Introduction To update standards for quality and effectiveness of patient decision aids (PtDAs), the International Patient Decision Aid Standards (IPDAS) Collaboration reviewed the evidence supporting the current criteria. Evidence Update 2.0 reviews representing 11 core IPDAS domains were published in 2021. Here we report findings from the Network Meta-Analysis (NMA) used to inform voting on new or revised IPDAS criteria.

Methods NMA was conducted using RCTs from the 2024 Cochrane Review of PtDAs. Six outcome measures were identified for consideration in the NMA (knowledge, accurate risk perceptions, feeling uninformed, unclear values, and feeling undecided). Domain teams submitted questions for the NMA to inform voting on proposed IPDAS criteria changes. NMA was used to test each question by comparing PtDAs with and without specific attributes and to usual care.
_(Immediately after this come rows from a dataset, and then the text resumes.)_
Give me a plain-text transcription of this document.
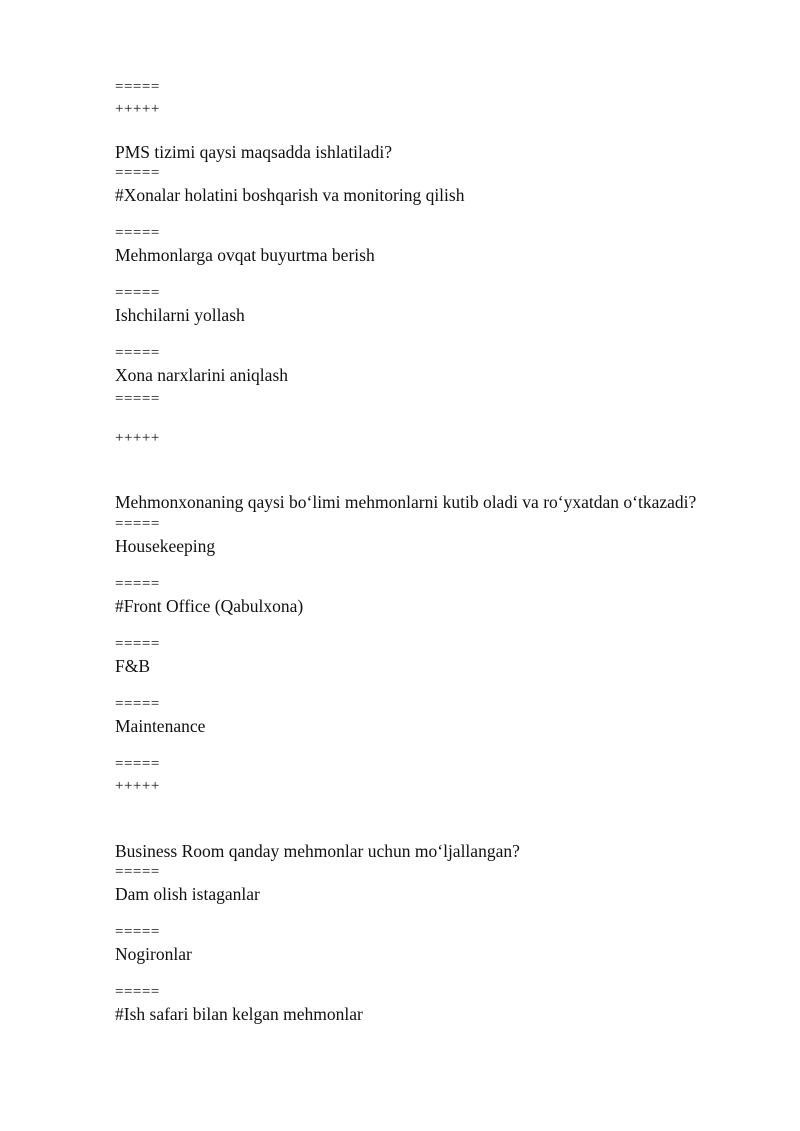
=====
+++++
PMS tizimi qaysi maqsadda ishlatiladi?
=====
#Xonalar holatini boshqarish va monitoring qilish
=====
Mehmonlarga ovqat buyurtma berish
=====
Ishchilarni yollash
=====
Xona narxlarini aniqlash
=====
+++++
Mehmonxonaning qaysi bo‘limi mehmonlarni kutib oladi va ro‘yxatdan o‘tkazadi?
=====
Housekeeping
=====
#Front Office (Qabulxona)
=====
F&B
=====
Maintenance
=====
+++++
Business Room qanday mehmonlar uchun mo‘ljallangan?
=====
Dam olish istaganlar
=====
Nogironlar
=====
#Ish safari bilan kelgan mehmonlar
Results 149/209 RCTs reported outcomes of interest for NMA and 113 PtDAs were available. No differences were found for PtDAs with explicit vs implicit values clarification. PtDAs that included a risk calculator were associated with poorer knowledge, compared to PtDAs without calculators (MD=2.87, 95%CrI 0.06, 5.67). PtDAs used during consult, compared to independent of consult, were associated with poorer knowledge (MD=-4.34, 95%CrI -7.24, -1.43) and more feeling uninformed (5.07, 95%CrI 1.06, 9.11). Involvement of patients/consumers in the development of PtDAs was associated with better knowledge compared to PtDAs developed only by health care providers (MD=6.56, 95%Crl 1.10,12.03).
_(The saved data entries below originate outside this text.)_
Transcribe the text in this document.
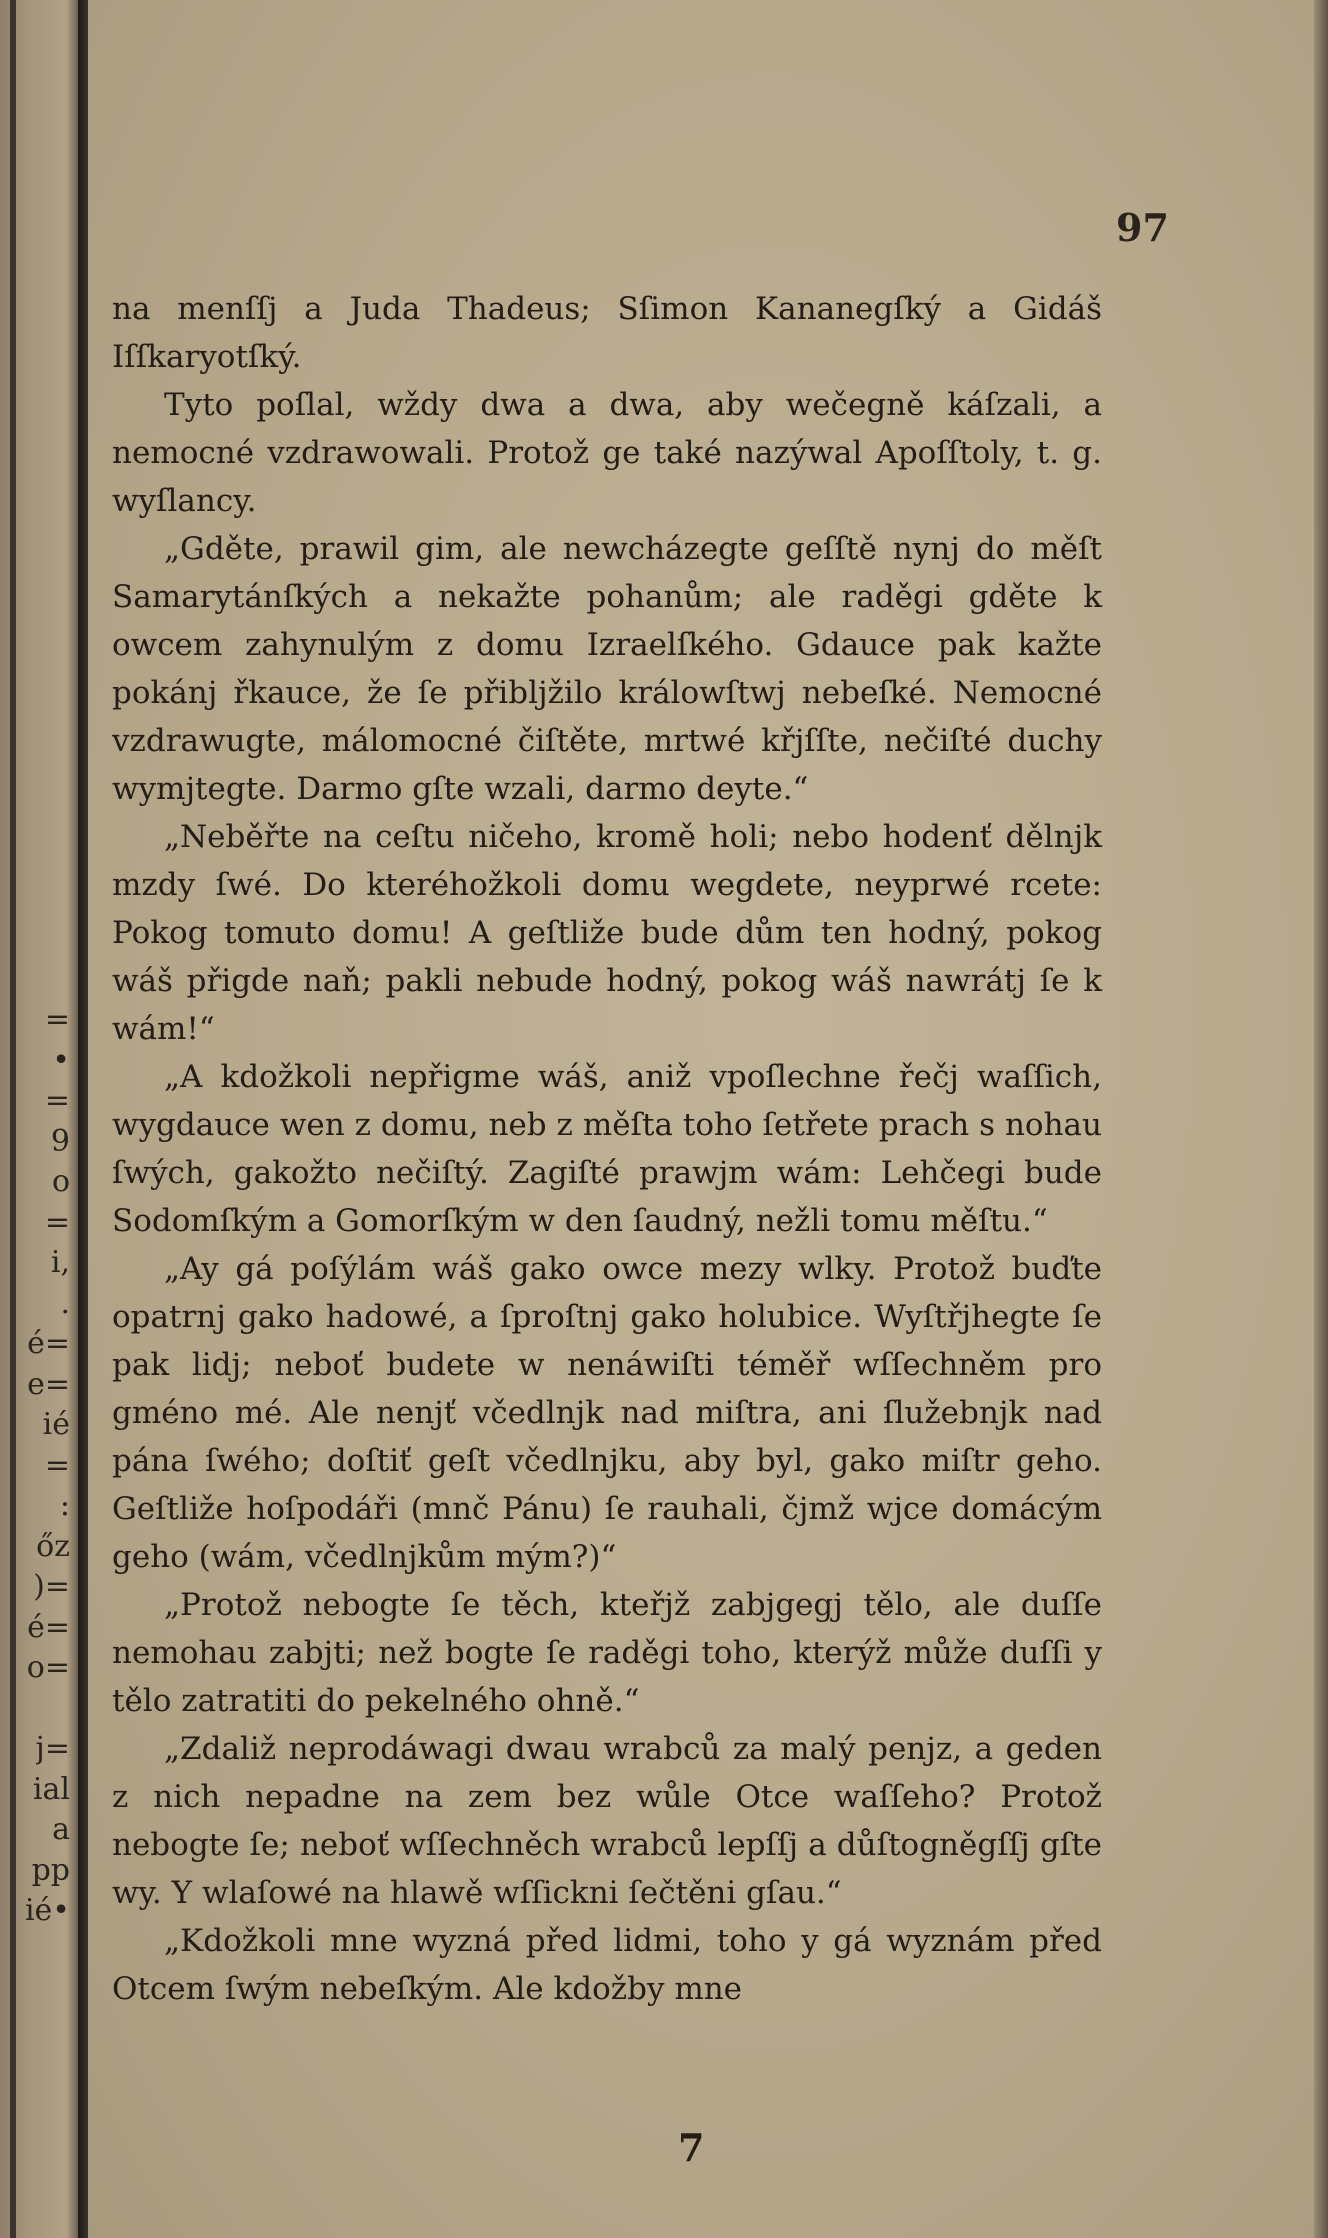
=
•
=
9
o
=
i,
.
é=
e=
ié
=
:
őz
)=
é=
o=
j=
ial
a
pp
ié•
97

na menſſj a Juda Thadeus; Sſimon Kananegſký a Gidáš Iſſkaryotſký.

Tyto poſlal, wždy dwa a dwa, aby wečegně káſzali, a nemocné vzdrawowali. Protož ge také nazýwal Apoſſtoly, t. g. wyſlancy.

„Gděte, prawil gim, ale newcházegte geſſtě nynj do měſt Samarytánſkých a nekažte pohanům; ale raděgi gděte k owcem zahynulým z domu Izraelſkého. Gdauce pak kažte pokánj řkauce, že ſe přibljžilo králowſtwj nebeſké. Nemocné vzdrawugte, málomocné čiſtěte, mrtwé křjſſte, nečiſté duchy wymjtegte. Darmo gſte wzali, darmo deyte.“

„Neběřte na ceſtu ničeho, kromě holi; nebo hodenť dělnjk mzdy ſwé. Do kteréhožkoli domu wegdete, neyprwé rcete: Pokog tomuto domu! A geſtliže bude dům ten hodný, pokog wáš přigde naň; pakli nebude hodný, pokog wáš nawrátj ſe k wám!“

„A kdožkoli nepřigme wáš, aniž vpoſlechne řečj waſſich, wygdauce wen z domu, neb z měſta toho ſetřete prach s nohau ſwých, gakožto nečiſtý. Zagiſté prawjm wám: Lehčegi bude Sodomſkým a Gomorſkým w den ſaudný, nežli tomu měſtu.“

„Ay gá poſýlám wáš gako owce mezy wlky. Protož buďte opatrnj gako hadowé, a ſproſtnj gako holubice. Wyſtřjhegte ſe pak lidj; neboť budete w nenáwiſti téměř wſſechněm pro gméno mé. Ale nenjť včedlnjk nad miſtra, ani ſlužebnjk nad pána ſwého; doſtiť geſt včedlnjku, aby byl, gako miſtr geho. Geſtliže hoſpodáři (mnč Pánu) ſe rauhali, čjmž wjce domácým geho (wám, včedlnjkům mým?)“

„Protož nebogte ſe těch, kteřjž zabjgegj tělo, ale duſſe nemohau zabjti; než bogte ſe raděgi toho, kterýž může duſſi y tělo zatratiti do pekelného ohně.“

„Zdaliž neprodáwagi dwau wrabců za malý penjz, a geden z nich nepadne na zem bez wůle Otce waſſeho? Protož nebogte ſe; neboť wſſechněch wrabců lepſſj a důſtogněgſſj gſte wy. Y wlaſowé na hlawě wſſickni ſečtěni gſau.“

„Kdožkoli mne wyzná před lidmi, toho y gá wyznám před Otcem ſwým nebeſkým. Ale kdožby mne

7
Discussion Evidence from NMAs confirmed the importance of certain attributes of PtDAs. Statistically significant results need to be interpreted in the context of minimal clinically important differences.

Conclusions Results from the NMA will be used to inform voting on new or revised criteria. As evidence about the effectiveness of PtDAs continues to expand there will be future opportunities to consider other questions of interest to developers, researchers, and knowledge users.